Nocturnal teeth grinding and clenching of the upper and lower jaw are known as sleep bruxism and can have a number of consequences for health. In dental science, the question of whether sleep bruxism is associated with the development or progression of temporomandibular joint disorders is controversial. In a study conducted at the University Clinic of Dentistry of the Medical University of Vienna, it was found that certain tooth shapes and tooth locations could well lead to temporomandibular joint problems as a result of bruxism. The research findings of Benedikt Sagl's team were recently published in the Journal of Advanced Research.

Around 15% of the population grind their teeth while they are asleep. The problem is particularly common in younger people. The, often immense, pressure exerted on tooth surfaces and on the jaws is thought to cause various dental health problems and can also result in pain in the jaw muscles and headaches. Researchers led by Benedikt Sagl at the University Clinic of Dentistry of the Medical University of Vienna have now investigated whether sleep bruxism can also have a negative impact on the temporomandibular joint (TMJ) structures. Their research was based on the theory that specific combinations of tooth shape and tooth location during grinding have an influence on the mechanical load on the temporomandibular joint and can thus be considered a risk factor for TMJ disorders.

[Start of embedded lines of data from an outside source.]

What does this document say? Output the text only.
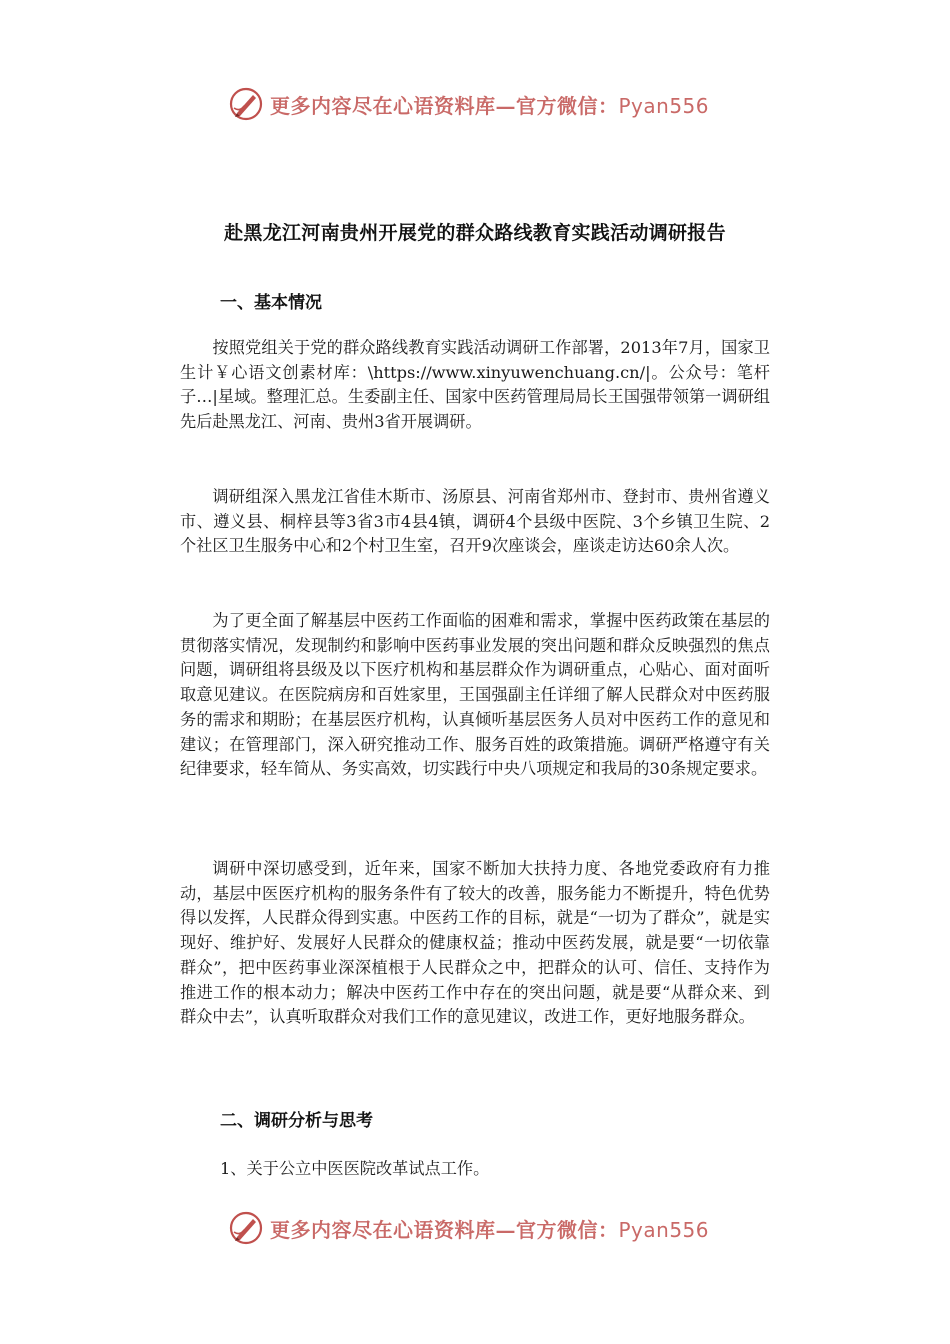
更多内容尽在心语资料库—官方微信：Pyan556
赴黑龙江河南贵州开展党的群众路线教育实践活动调研报告
一、基本情况

按照党组关于党的群众路线教育实践活动调研工作部署，2013年7月，国家卫生计￥心语文创素材库：\https://www.xinyuwenchuang.cn/|。公众号：笔杆子…|星域。整理汇总。生委副主任、国家中医药管理局局长王国强带领第一调研组先后赴黑龙江、河南、贵州3省开展调研。

调研组深入黑龙江省佳木斯市、汤原县、河南省郑州市、登封市、贵州省遵义市、遵义县、桐梓县等3省3市4县4镇，调研4个县级中医院、3个乡镇卫生院、2个社区卫生服务中心和2个村卫生室，召开9次座谈会，座谈走访达60余人次。

为了更全面了解基层中医药工作面临的困难和需求，掌握中医药政策在基层的贯彻落实情况，发现制约和影响中医药事业发展的突出问题和群众反映强烈的焦点问题，调研组将县级及以下医疗机构和基层群众作为调研重点，心贴心、面对面听取意见建议。在医院病房和百姓家里，王国强副主任详细了解人民群众对中医药服务的需求和期盼；在基层医疗机构，认真倾听基层医务人员对中医药工作的意见和建议；在管理部门，深入研究推动工作、服务百姓的政策措施。调研严格遵守有关纪律要求，轻车简从、务实高效，切实践行中央八项规定和我局的30条规定要求。

调研中深切感受到，近年来，国家不断加大扶持力度、各地党委政府有力推动，基层中医医疗机构的服务条件有了较大的改善，服务能力不断提升，特色优势得以发挥，人民群众得到实惠。中医药工作的目标，就是“一切为了群众”，就是实现好、维护好、发展好人民群众的健康权益；推动中医药发展，就是要“一切依靠群众”，把中医药事业深深植根于人民群众之中，把群众的认可、信任、支持作为推进工作的根本动力；解决中医药工作中存在的突出问题，就是要“从群众来、到群众中去”，认真听取群众对我们工作的意见建议，改进工作，更好地服务群众。

二、调研分析与思考
1、关于公立中医医院改革试点工作。
更多内容尽在心语资料库—官方微信：Pyan556
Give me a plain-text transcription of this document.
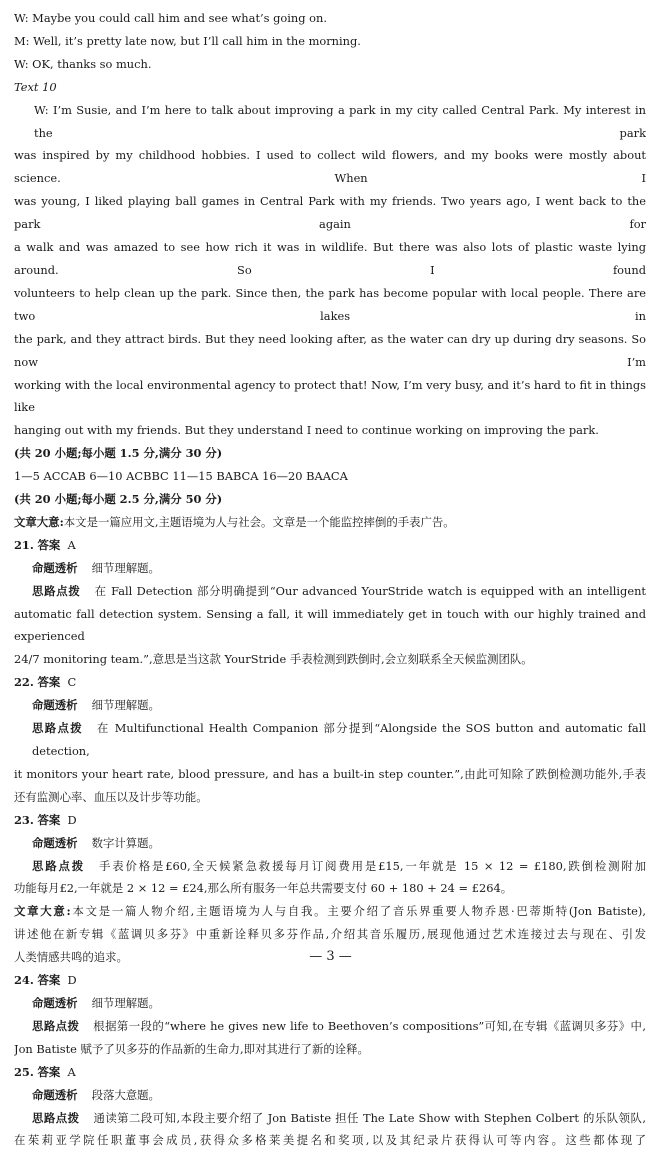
W: Maybe you could call him and see what’s going on.
M: Well, it’s pretty late now, but I’ll call him in the morning.
W: OK, thanks so much.
Text 10
W: I’m Susie, and I’m here to talk about improving a park in my city called Central Park. My interest in the park
was inspired by my childhood hobbies. I used to collect wild flowers, and my books were mostly about science. When I
was young, I liked playing ball games in Central Park with my friends. Two years ago, I went back to the park again for
a walk and was amazed to see how rich it was in wildlife. But there was also lots of plastic waste lying around. So I found
volunteers to help clean up the park. Since then, the park has become popular with local people. There are two lakes in
the park, and they attract birds. But they need looking after, as the water can dry up during dry seasons. So now I’m
working with the local environmental agency to protect that! Now, I’m very busy, and it’s hard to fit in things like
hanging out with my friends. But they understand I need to continue working on improving the park.
(共 20 小题;每小题 1.5 分,满分 30 分)
1—5 ACCAB 6—10 ACBBC 11—15 BABCA 16—20 BAACA
(共 20 小题;每小题 2.5 分,满分 50 分)
文章大意:本文是一篇应用文,主题语境为人与社会。文章是一个能监控摔倒的手表广告。
21. 答案 A
命题透析 细节理解题。
思路点拨 在 Fall Detection 部分明确提到“Our advanced YourStride watch is equipped with an intelligent
automatic fall detection system. Sensing a fall, it will immediately get in touch with our highly trained and experienced
24/7 monitoring team.”,意思是当这款 YourStride 手表检测到跌倒时,会立刻联系全天候监测团队。
22. 答案 C
命题透析 细节理解题。
思路点拨 在 Multifunctional Health Companion 部分提到“Alongside the SOS button and automatic fall detection,
it monitors your heart rate, blood pressure, and has a built-in step counter.”,由此可知除了跌倒检测功能外,手表
还有监测心率、血压以及计步等功能。
23. 答案 D
命题透析 数字计算题。
思路点拨 手表价格是£60,全天候紧急救援每月订阅费用是£15,一年就是 15 × 12 = £180,跌倒检测附加
功能每月£2,一年就是 2 × 12 = £24,那么所有服务一年总共需要支付 60 + 180 + 24 = £264。
文章大意:本文是一篇人物介绍,主题语境为人与自我。主要介绍了音乐界重要人物乔恩·巴蒂斯特(Jon Batiste),
讲述他在新专辑《蓝调贝多芬》中重新诠释贝多芬作品,介绍其音乐履历,展现他通过艺术连接过去与现在、引发
人类情感共鸣的追求。
24. 答案 D
命题透析 细节理解题。
思路点拨 根据第一段的“where he gives new life to Beethoven’s compositions”可知,在专辑《蓝调贝多芬》中,
Jon Batiste 赋予了贝多芬的作品新的生命力,即对其进行了新的诠释。
25. 答案 A
命题透析 段落大意题。
思路点拨 通读第二段可知,本段主要介绍了 Jon Batiste 担任 The Late Show with Stephen Colbert 的乐队领队,
在茱莉亚学院任职董事会成员,获得众多格莱美提名和奖项,以及其纪录片获得认可等内容。这些都体现了
— 3 —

Angle of inclination and location

The studies were performed using a state-of-the-art computer model of the masticatory region, which includes bone, cartilage and muscular structures. Such computer models can be used to investigate research questions when direct studies on patients are not feasible on ethical grounds. The subject of the research was the interaction of two factors that coincide in the phenomenon of bruxism. The first of these is the shape of the affected tooth, more precisely the angle of inclination of the dental cusp that is in contact with its opposite number during grinding. The second is the location of the tooth contact (the so-called wear facet) during a dynamic grinding motion, which was considered by the research team. The study simulated the effects of lateral grinding on the first molar and on the canine with six different wear facet inclinations, resulting in a total of twelve simulated scenarios.

"Our results show that both the inclination and location of the wear facets have an influence on the strength of the mechanical load on the temporomandibular joint," explains Benedikt Sagl. "However, it would appear that the decisive factor is the steepness of the grinding facet. The flatter the tooth, the higher the loading on the joint and therefore the higher the risk of a TMJ disorder." Conversely, if the dental cusps involved in bruxism have a steeper angle of inclination, the calculated joint loading was lower, even with the same "grinding force" (bruxing force). Further research will now be conducted, coupled with clinical investigations, to establish whether this finding can be incorporated into the development of therapeutic interventions for sleep bruxism.